軍需部徹底閑了下來。

再不見往日前來支領軍需的士兵吵嚷,門可羅雀,經常整日整日的看不到人。

我從沒如此清閑過,日上三竿才起床洗漱,搬上桌椅坐在院中等待敲門的人。

可是我等啊等,除了徘徊在院中嘰喳的麻雀,什麽也沒有等來。

傍晚收桌椅時,凝結的墨硯和凍幹的毛筆仿佛也在期待著,期待我重新執筆的那一天。

與兵部的交接進入了尾聲,成摞的軍需表被侍從們搬運至了兵部庫房。

那上麵一筆一劃的數字和算法是那麽的熟悉又陌生,我好像很久很久都沒有做過計算了。

躊躇滿誌的一身本領,仿佛隨著戰爭而消散,無所事事的我,每日遊**在在京城。

我開始懷念從前。

巨大的空虛感席卷,讓我無所適從。

曾經幾日幾夜的鏖戰時,我多麽祈盼戰爭的結束,讓我能睡上三天三夜。

可如今別說睡上三日了,就是五日,十日也無妨。

金舜的朝廷,好像一夜間,就不再需要我了。

早起的嚴決明撒了穀子在院子裏,逗弄著留戀美食的麻雀,怡然自得。

見我從屋子裏出來,道:“今兒你起得倒早。”

“嗯...”端了水盆準備洗漱,隨口道:“怎麽你今兒不去上朝嗎?”

“請了假。”

嚴決明拍了拍手上剩餘的穀子,笑眯眯道:“京城新開了家酒樓,帶你去嚐嚐。”

“哈?”我笑:“什麽酒樓,和你翹班有什麽關係?”

嚴決明不答,笑嘻嘻地推著我,催促我快快換好衣衫,便拉著我出了門。

得勝酒樓的招牌極大,隔著老遠便看到了烏底金漆的牌麵。

酒樓前人影攢動,京城百姓幾乎傾巢而出在酒樓前排起隊伍來。

我不禁咋舌,這酒樓什麽來頭,這樣多的人。

可看清酒樓前的橫幅我便曉得了,花鶯子這個熟悉的名字列在幅前,十分醒目。

反觀身側的嚴決明眼睛都綠了,急吼吼地拉著我排在了隊伍中。

“花鶯子誒!”嚴決明竊竊地小聲道:“花鶯子誒!”

“.....”嚴決明這個喜悅模樣同追星少年有啥子不同,小手手捏著我的袖口,興奮地搖著。

交了錢,進了二樓的包間。

一樓大堂已經人滿為患,二樓的低消十分高昂,雖然開業大吉打了八折,可這幾十兩銀子的價格也讓我心驚肉跳。

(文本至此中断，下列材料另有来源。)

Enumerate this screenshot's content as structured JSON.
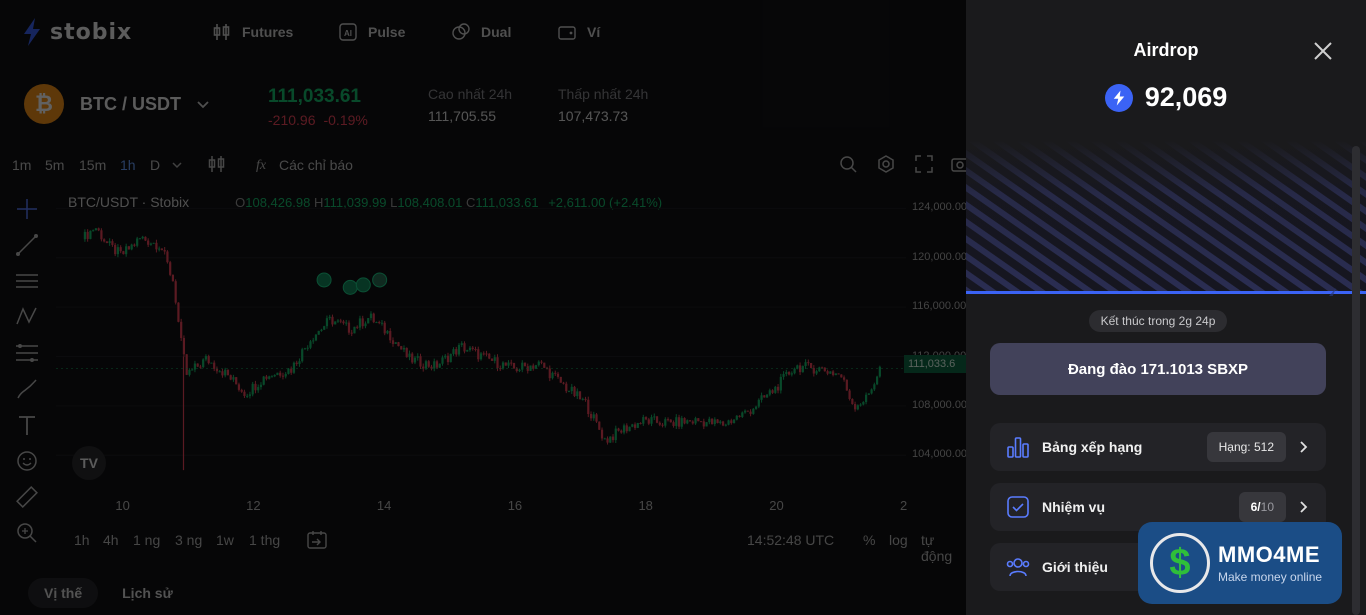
{
  "topnav": {
    "logo": "stobix",
    "items": [
      {
        "label": "Futures",
        "icon": "candles-icon"
      },
      {
        "label": "Pulse",
        "icon": "ai-icon"
      },
      {
        "label": "Dual",
        "icon": "coins-icon"
      },
      {
        "label": "Ví",
        "icon": "wallet-icon"
      }
    ]
  },
  "market": {
    "coin_letter": "₿",
    "pair": "BTC / USDT",
    "last_price": "111,033.61",
    "change_abs": "-210.96",
    "change_pct": "-0.19%",
    "high_label": "Cao nhất 24h",
    "high_value": "111,705.55",
    "low_label": "Thấp nhất 24h",
    "low_value": "107,473.73"
  },
  "toolbar": {
    "timeframes": [
      "1m",
      "5m",
      "15m",
      "1h",
      "D"
    ],
    "active_timeframe": "1h",
    "indicators": "Các chỉ báo"
  },
  "legend": {
    "symbol": "BTC/USDT · Stobix",
    "o_label": "O",
    "o": "108,426.98",
    "h_label": "H",
    "h": "111,039.99",
    "l_label": "L",
    "l": "108,408.01",
    "c_label": "C",
    "c": "111,033.61",
    "change": "+2,611.00 (+2.41%)"
  },
  "chart_data": {
    "type": "candlestick",
    "title": "BTC/USDT · Stobix",
    "y_ticks": [
      "124,000.00",
      "120,000.00",
      "116,000.00",
      "112,000.00",
      "108,000.00",
      "104,000.00"
    ],
    "x_ticks": [
      "10",
      "12",
      "14",
      "16",
      "18",
      "20",
      "2"
    ],
    "ylim": [
      102000,
      125000
    ],
    "last_value_label": "111,033.6",
    "close_path": [
      {
        "x": 9.4,
        "y": 121500
      },
      {
        "x": 9.6,
        "y": 122500
      },
      {
        "x": 9.8,
        "y": 121000
      },
      {
        "x": 10.0,
        "y": 120200
      },
      {
        "x": 10.3,
        "y": 121600
      },
      {
        "x": 10.6,
        "y": 121000
      },
      {
        "x": 10.8,
        "y": 118000
      },
      {
        "x": 10.9,
        "y": 113500
      },
      {
        "x": 11.0,
        "y": 110500
      },
      {
        "x": 11.3,
        "y": 111800
      },
      {
        "x": 11.6,
        "y": 110600
      },
      {
        "x": 11.9,
        "y": 109000
      },
      {
        "x": 12.2,
        "y": 110400
      },
      {
        "x": 12.6,
        "y": 111000
      },
      {
        "x": 12.9,
        "y": 113500
      },
      {
        "x": 13.2,
        "y": 115000
      },
      {
        "x": 13.5,
        "y": 114200
      },
      {
        "x": 13.8,
        "y": 115200
      },
      {
        "x": 14.1,
        "y": 113800
      },
      {
        "x": 14.4,
        "y": 111800
      },
      {
        "x": 14.8,
        "y": 111200
      },
      {
        "x": 15.2,
        "y": 112800
      },
      {
        "x": 15.6,
        "y": 111800
      },
      {
        "x": 16.0,
        "y": 111000
      },
      {
        "x": 16.4,
        "y": 111400
      },
      {
        "x": 16.8,
        "y": 109500
      },
      {
        "x": 17.1,
        "y": 108200
      },
      {
        "x": 17.4,
        "y": 105200
      },
      {
        "x": 17.7,
        "y": 106200
      },
      {
        "x": 18.0,
        "y": 106800
      },
      {
        "x": 18.4,
        "y": 106600
      },
      {
        "x": 18.8,
        "y": 106800
      },
      {
        "x": 19.2,
        "y": 106500
      },
      {
        "x": 19.6,
        "y": 107600
      },
      {
        "x": 20.0,
        "y": 109400
      },
      {
        "x": 20.3,
        "y": 111200
      },
      {
        "x": 20.7,
        "y": 111000
      },
      {
        "x": 21.0,
        "y": 110500
      },
      {
        "x": 21.2,
        "y": 108000
      },
      {
        "x": 21.4,
        "y": 108600
      },
      {
        "x": 21.6,
        "y": 111000
      }
    ]
  },
  "bottombar": {
    "ranges": [
      "1h",
      "4h",
      "1 ng",
      "3 ng",
      "1w",
      "1 thg"
    ],
    "time": "14:52:48 UTC",
    "percent": "%",
    "log": "log",
    "auto": "tự động"
  },
  "position_tabs": {
    "positions": "Vị thế",
    "history": "Lịch sử"
  },
  "airdrop": {
    "title": "Airdrop",
    "balance": "92,069",
    "ends_in": "Kết thúc trong 2g 24p",
    "mining_button": "Đang đào 171.1013 SBXP",
    "leaderboard": {
      "label": "Bảng xếp hạng",
      "badge": "Hạng: 512"
    },
    "tasks": {
      "label": "Nhiệm vụ",
      "done": "6",
      "sep": "/",
      "total": "10"
    },
    "referral": {
      "label": "Giới thiệu"
    }
  },
  "watermark": {
    "brand": "MMO4ME",
    "tagline": "Make money online"
  },
  "colors": {
    "up": "#17c06e",
    "down": "#f0465a",
    "accent": "#3b63f5",
    "panel": "#1a1a1c"
  }
}
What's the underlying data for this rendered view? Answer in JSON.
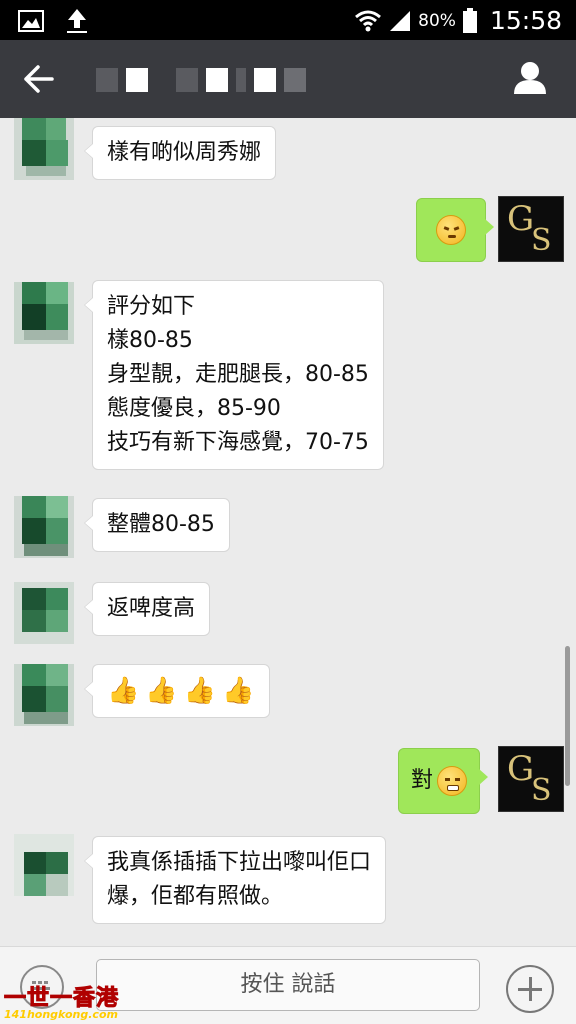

包間與包間之間唯有細紗遮擋,影影綽綽倒有幾分別樣的意味。

花鶯子在一片呼聲中登台,我啜著茶飲,看到嚴決明進入了閉眼咂舌的狀態。

無聊地東張西望起來,左前方的包間門簾被掀開一名男子從裏走出,影影綽綽間,我看到包間內坐著一紅衣女子。

一股熟悉地脂粉味隨風飄來,是刻在記憶中的感覺。

林菀菀。

我的心提了起來,死盯著那個包間,金釵珠翠,人影輪廓我幾乎認定,正是那個被我遺忘了的人兒。

那...剛剛那名男子?

砰砰急跳的心,仿佛不用思考,那個藏在我心裏的人名呼之欲出。

像是響應我心中所想似的,那名男子回身,即便隔著紗簾我也可以一眼認定。

是...秦離若。

秦離若亦看到了我,他站定了腳步,手上端著的是林菀菀點的玫瑰乳酪。

乳酪飄香,玫瑰的味道散進我的鼻孔,讓我刹那清醒。

可我沒想到的是,他竟然敲門掀開門簾走了進來。

“亞子,好久不見。”

嚴決明一臉警惕地盯著他,不動聲色地搶了半個身位在前,道:“誰讓你進來的。”

“嚴侍郎別這麽緊張,我敲過門的。”

說著他放下了手裏的乳酪,笑著對我道:“怎麽,都不跟師兄打個招呼嗎?”

“祭酒大人。”想了想,我以職位相稱:“沒想到,大人也帶了妻眷來看花鶯子登台。”

嚴決明臉上樂得像花似的,秦離若麵色卻不變,嗬嗬笑著:“是啊,內人說嚴侍郎原本經常帶她來看的,所以有些想念。”

“喂,你這人怎麽信口雌黃!”

嚴決明氣的不行,秦離若亦一臉挑釁回望。

僵持中,林菀菀掀開了門簾,蓮步輕移,臉上的神色並不好看。

“離若,我的乳酪怎麽被你借花獻佛了?”

林菀菀一屁股坐在了秦離若的身側,我看到秦離若不自覺地挪動了一下身子,像是下意識地閃躲,隻是一瞬。

嚴決明的臉拉的老長,我看著秦離若和林菀菀坐在我對側好似唱戲一般,一搭一和,刻意的演出恩愛。

花鶯子的唱腔還在台下咿咿呀呀,好好的一出戲曲兒,被他倆攪和得聽不得了,嚴決明氣的冒煙。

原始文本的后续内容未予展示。